Fourth Circuit Asks Virginia Supreme Court to Clarify Business Conspiracy Statute

Sometimes a court must decide a matter that turns on the law of another jurisdiction. If the other jurisdiction’s law is unclear, the deciding court can make a formal request to its sister court asking that court to clarify an issue. The Fourth Circuit recently invoked this procedure and certified two questions to the Virginia Supreme Court: one involving application of Virginia’s business conspiracy statute and another regarding the statute of limitations applicable to tortious interference claims.

James Dunlap operated two AAMCO Transmission franchises for over thirty years. When an asset-management company that owned a large share of AAMCO competitor Cottman Transmission Systems purchased AAMCO, Dunlap found his franchises on the chopping block as part of a plan to eliminate overlap among the businesses by converting Cottman franchises to AAMCOs and closing some franchises. Dunlap claimed that AAMCO attempted to terminate his franchises for minor violations as a pretext to force him out of business. Dunlap settled his dispute with AAMCO and was allowed to continue operations. Dunlap then brought an action against Cottman and new AAMCO principal Todd Leff alleging a conspiracy to force him out of business. The complaint, filed in Chesapeake Circuit Court and later removed to federal court, raised claims for violation of Virginia’s business conspiracy statute, tortious interference with contract, and tortious interference with business expectancy.

At one time, established case law indicated that conspiring to procure a breach of contract was actionable under Virginia’s business conspiracy statute. However, the Virginia Supreme Court shifted away from that approach in Station #2 v. Lynch, 280 Va. 166 (2010) where it held that an independent duty arising outside the contract is required to establish a conspiracy claim. question.jpgRelying on Station #2, the district court dismissed Dunlap’s conspiracy claim because he did not allege a valid “unlawful act” as a predicate for the conspiracy. Rather, all of the allegedly breached duties and damages involved arose out of contractual obligations.

The district court also dismissed Dunlap’s tortious interference claims, holding that Virginia’s two-year statute of limitations for personal injury barred his claims. The court reasoned that the longer five-year statute of limitations for injuries to property rights did not apply as disappointed economic expectation did not amount to an injury to property. Dunlap appealed, and the Fourth Circuit certified two questions to the Virginia Supreme Court: (1) May a plaintiff use tortious interference with contract or with business expectancy as the predicate unlawful act for a claim under Virginia’s business conspiracy statute; and (2) Does a two-year or five-year statute of limitations apply to claims of tortious interference with contract and with business expectancy?
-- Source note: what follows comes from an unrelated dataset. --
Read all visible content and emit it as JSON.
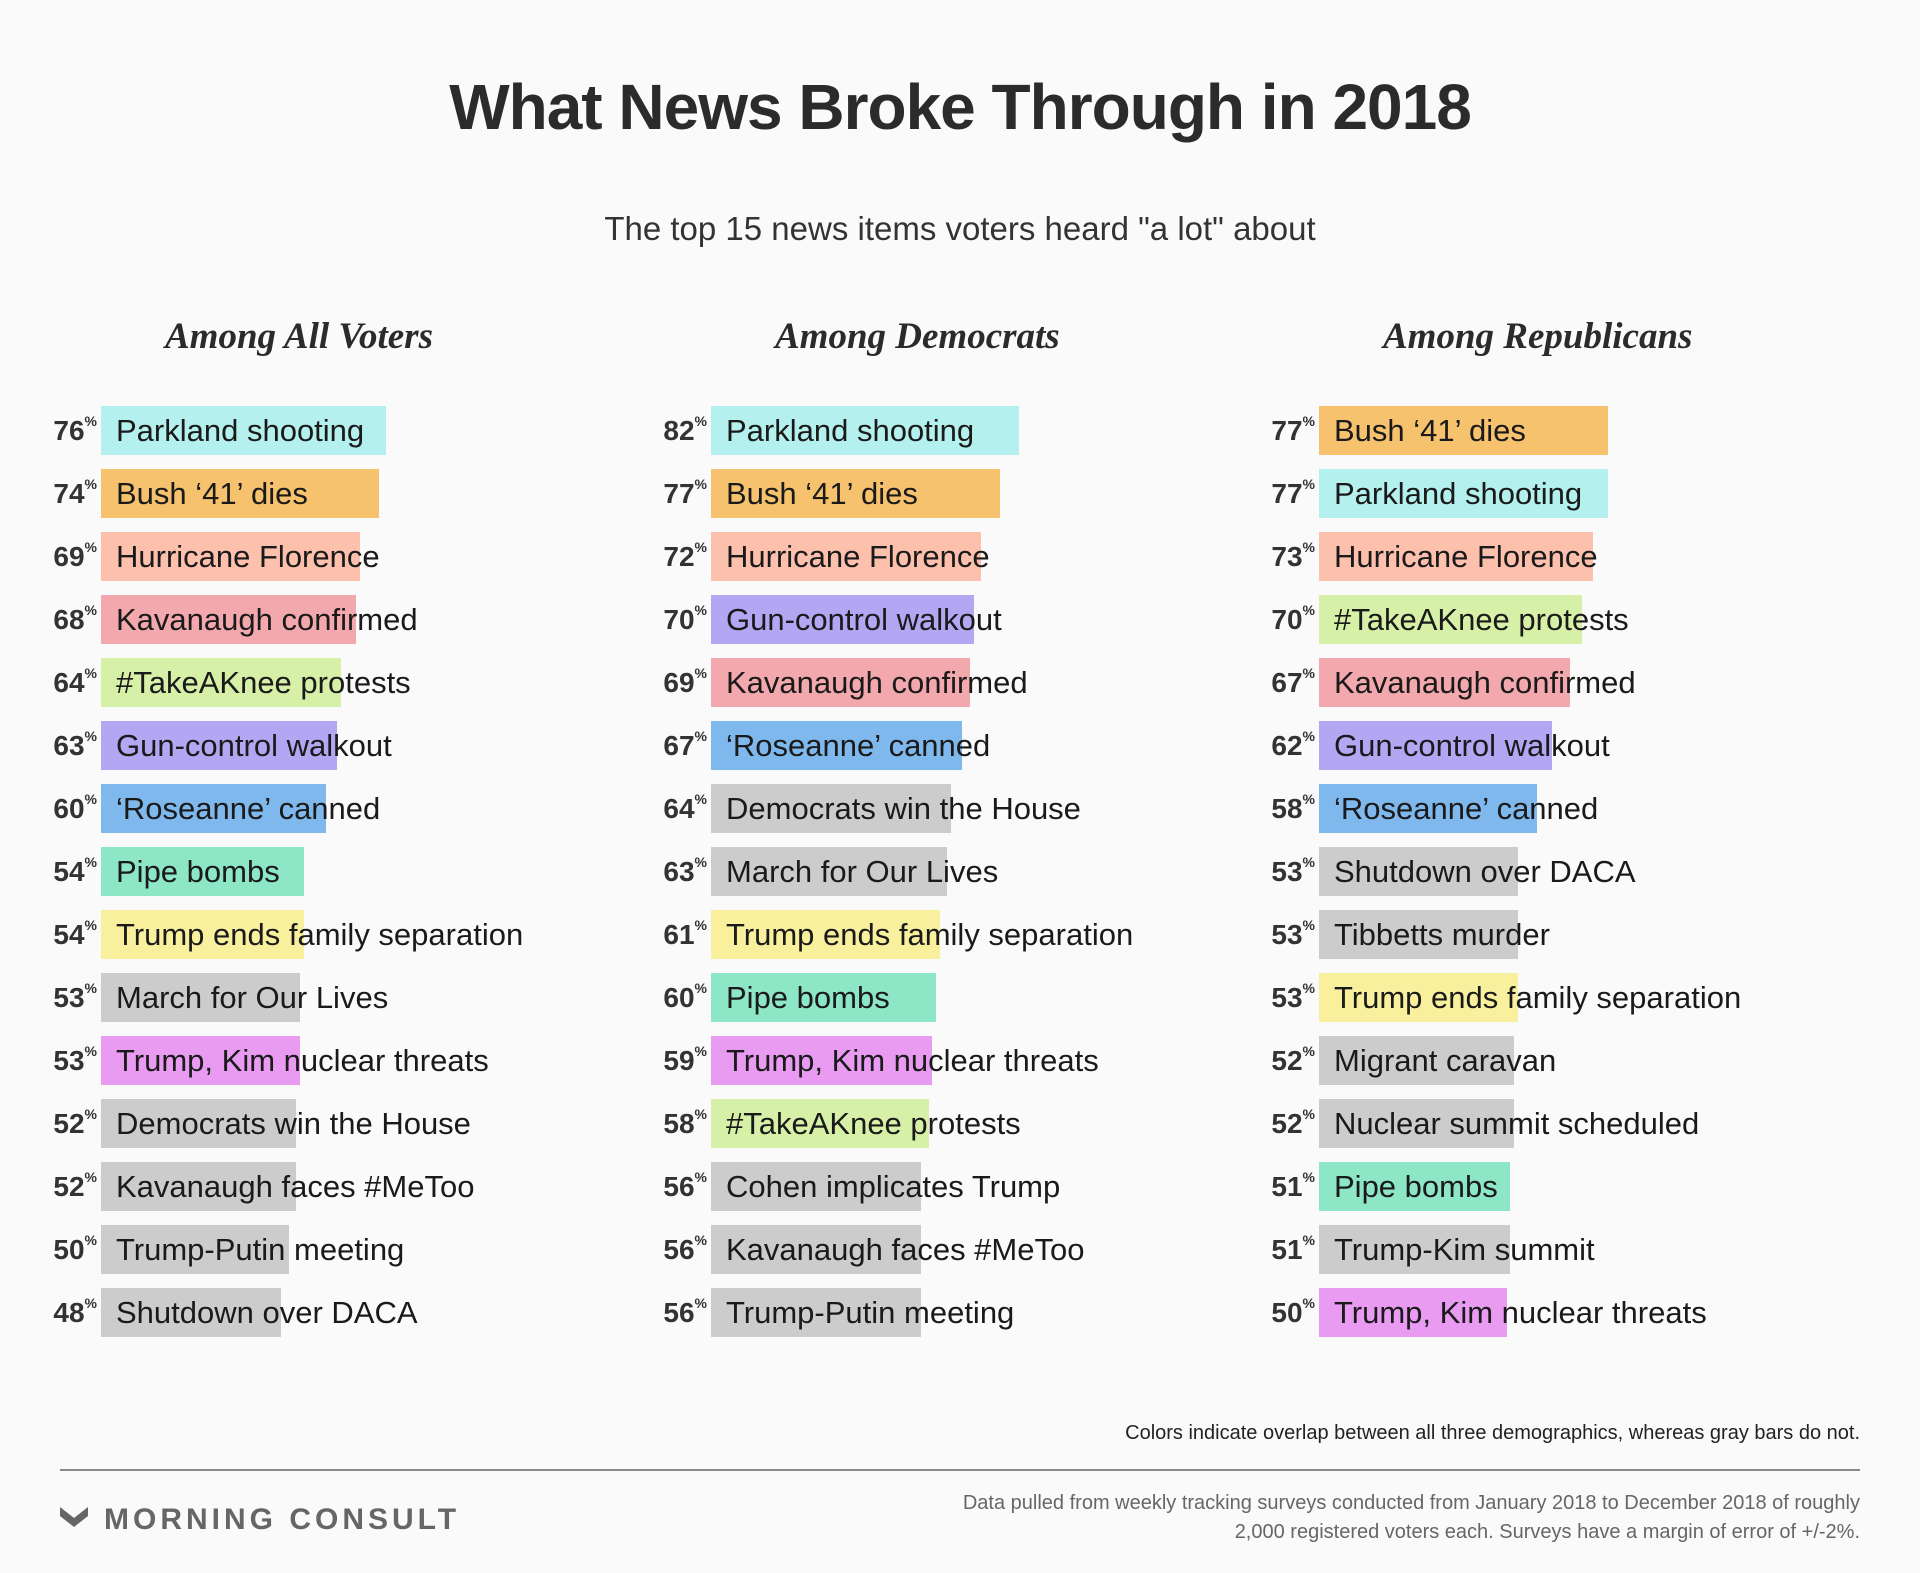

The court certified the first question because although Station #2 indicated that the Virginia Supreme Court was skeptical about business conspiracy claims based on contract disputes, the case did not make clear how far the skepticism extended. The Virginia Supreme Court clearly did not want every breach of contract claim to be transformed into a conspiracy claim so it required that a plaintiff allege an independent duty arising outside of the contract. The Fourth Circuit agreed that garden-variety tortious interference with contract claims and interference with business expectancy claims might not meet the Station #2 standard, but it pointed out that some tortious interferences with contract or business expectancy might be distinguishable.
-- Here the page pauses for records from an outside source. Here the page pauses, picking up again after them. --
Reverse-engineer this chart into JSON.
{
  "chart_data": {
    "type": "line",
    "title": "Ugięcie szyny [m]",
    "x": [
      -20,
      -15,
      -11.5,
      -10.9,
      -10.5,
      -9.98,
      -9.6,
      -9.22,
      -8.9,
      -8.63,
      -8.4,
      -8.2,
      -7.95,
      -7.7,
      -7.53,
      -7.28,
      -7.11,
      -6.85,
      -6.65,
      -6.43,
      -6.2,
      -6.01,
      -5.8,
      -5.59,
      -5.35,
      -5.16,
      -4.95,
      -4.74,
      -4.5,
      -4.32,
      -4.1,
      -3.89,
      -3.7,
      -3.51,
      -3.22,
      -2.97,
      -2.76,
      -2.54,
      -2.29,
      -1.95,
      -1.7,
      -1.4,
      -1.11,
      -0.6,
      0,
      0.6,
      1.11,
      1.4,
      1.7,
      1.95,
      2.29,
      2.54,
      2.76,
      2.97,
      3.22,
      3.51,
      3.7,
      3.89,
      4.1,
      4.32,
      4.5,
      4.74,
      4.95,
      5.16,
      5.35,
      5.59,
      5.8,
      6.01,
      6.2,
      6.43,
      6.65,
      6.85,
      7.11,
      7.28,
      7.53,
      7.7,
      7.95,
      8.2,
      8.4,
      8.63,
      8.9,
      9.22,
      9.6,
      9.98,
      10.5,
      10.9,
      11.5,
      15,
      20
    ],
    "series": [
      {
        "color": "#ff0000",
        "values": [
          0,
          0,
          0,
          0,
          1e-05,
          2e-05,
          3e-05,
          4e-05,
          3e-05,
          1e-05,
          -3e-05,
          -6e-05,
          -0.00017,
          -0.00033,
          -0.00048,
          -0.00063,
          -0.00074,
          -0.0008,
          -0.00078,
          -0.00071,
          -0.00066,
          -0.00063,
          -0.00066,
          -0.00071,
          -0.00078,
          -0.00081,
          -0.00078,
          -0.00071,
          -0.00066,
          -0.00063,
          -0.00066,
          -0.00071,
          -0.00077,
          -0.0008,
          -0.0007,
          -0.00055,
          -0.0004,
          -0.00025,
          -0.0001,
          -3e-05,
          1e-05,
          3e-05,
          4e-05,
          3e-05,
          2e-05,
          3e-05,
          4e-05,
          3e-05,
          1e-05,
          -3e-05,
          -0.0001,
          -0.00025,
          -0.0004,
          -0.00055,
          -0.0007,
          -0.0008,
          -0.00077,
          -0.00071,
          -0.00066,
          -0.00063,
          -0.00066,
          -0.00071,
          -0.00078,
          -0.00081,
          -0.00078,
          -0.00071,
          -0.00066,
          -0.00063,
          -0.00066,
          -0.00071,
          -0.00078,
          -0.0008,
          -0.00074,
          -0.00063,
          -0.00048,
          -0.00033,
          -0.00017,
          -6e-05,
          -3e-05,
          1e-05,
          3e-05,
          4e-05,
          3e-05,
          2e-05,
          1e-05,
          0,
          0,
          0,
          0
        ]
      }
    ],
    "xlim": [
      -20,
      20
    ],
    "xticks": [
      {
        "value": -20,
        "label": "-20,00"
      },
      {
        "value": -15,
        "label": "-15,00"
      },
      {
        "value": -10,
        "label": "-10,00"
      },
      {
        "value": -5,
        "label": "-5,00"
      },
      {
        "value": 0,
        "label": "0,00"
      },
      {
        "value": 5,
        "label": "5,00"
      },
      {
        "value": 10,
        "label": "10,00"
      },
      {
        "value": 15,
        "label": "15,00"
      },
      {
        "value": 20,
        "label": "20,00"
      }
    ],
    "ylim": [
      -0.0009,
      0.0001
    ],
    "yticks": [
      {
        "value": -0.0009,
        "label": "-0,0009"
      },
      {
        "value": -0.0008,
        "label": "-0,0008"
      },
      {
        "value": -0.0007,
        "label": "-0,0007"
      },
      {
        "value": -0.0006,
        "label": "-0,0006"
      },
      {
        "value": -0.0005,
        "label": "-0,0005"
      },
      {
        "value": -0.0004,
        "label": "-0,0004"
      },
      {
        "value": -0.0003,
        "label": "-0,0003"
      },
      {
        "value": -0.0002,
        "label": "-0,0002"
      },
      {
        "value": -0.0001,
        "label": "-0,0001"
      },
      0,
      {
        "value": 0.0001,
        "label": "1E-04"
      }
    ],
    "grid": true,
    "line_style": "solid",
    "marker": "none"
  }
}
As Dunlap argued, the duty not to interfere with a contract cannot arise from the contract itself because the duty is one that falls upon third parties who are not involved in the agreement. However, the ultimate duty breached is contractual and the damages flow entirely from the contract. Station #2 raises the question of how to characterize tortious interference for the purpose of the conspiracy statute’s unlawful-act requirement. Additionally, the conduct leading to tortious interference claims typically involve negotiations between one contracting party and third party business partners about the possibility of breaching the contract and starting a new relationship. If such negotiations are viewed as conspiratorial, the sanctity of the contract is elevated but efficient business decisions may be deterred. Accordingly, important issues of state policy are involved such that certification to the Virginia Supreme Court was appropriate.
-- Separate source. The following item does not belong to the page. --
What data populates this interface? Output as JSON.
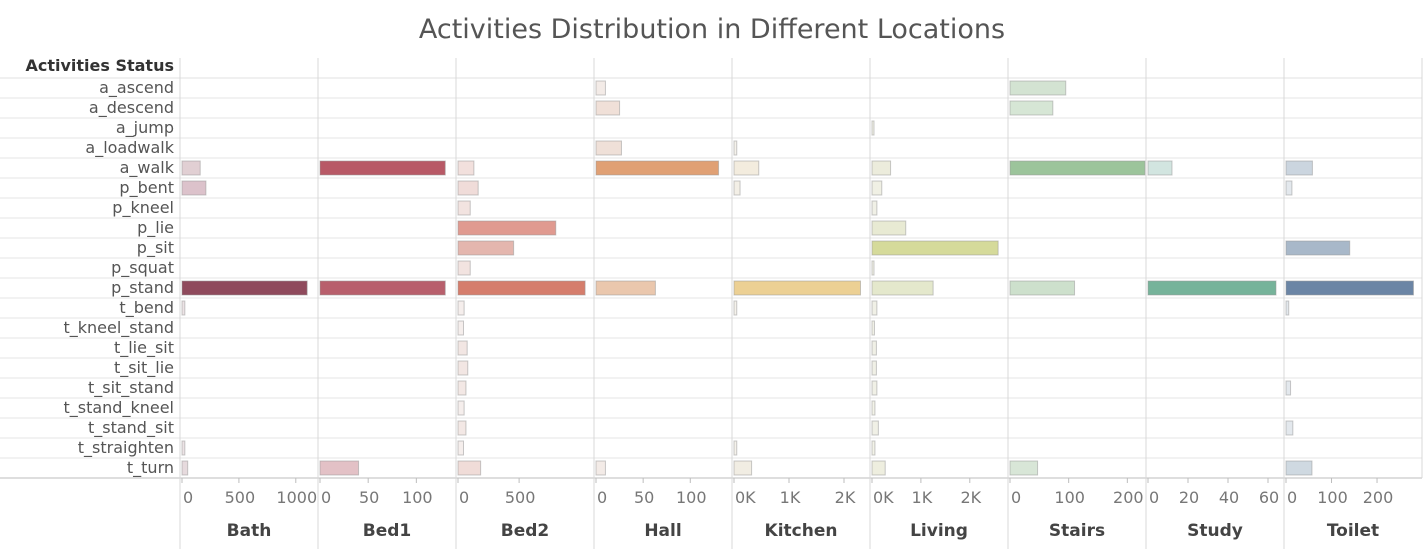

The question of which statute of limitations applies to tortious interference claims is a purely legal question that the Virginia Supreme Court has not settled. Virginia applies a two year statute to claims regarding personal injuries and a five year statute to those involving property, but that distinction is sometimes hard to draw and has been dealt with ambiguously. In one case, the Virginia Supreme Court found that conduct directed at another’s property was an injury to property for purposes of the limitation period, but it also held that disappointed economic expectations do not amount to a property injury because contract law provides the sole remedy for such a loss. Dunlap points out that the conduct here was directed at his property, but the district court plausibly viewed the injuries as flowing from his disappointed expectations about his property’s profitability. Accordingly, tortious interference could be characterized as a protection for business expectations provided by the law of contracts or as a protection for contractually secured property rights that sound in tort. Because Virginia law is unsettled in this area, the court asked the Virginia Supreme Court to clarify the issue.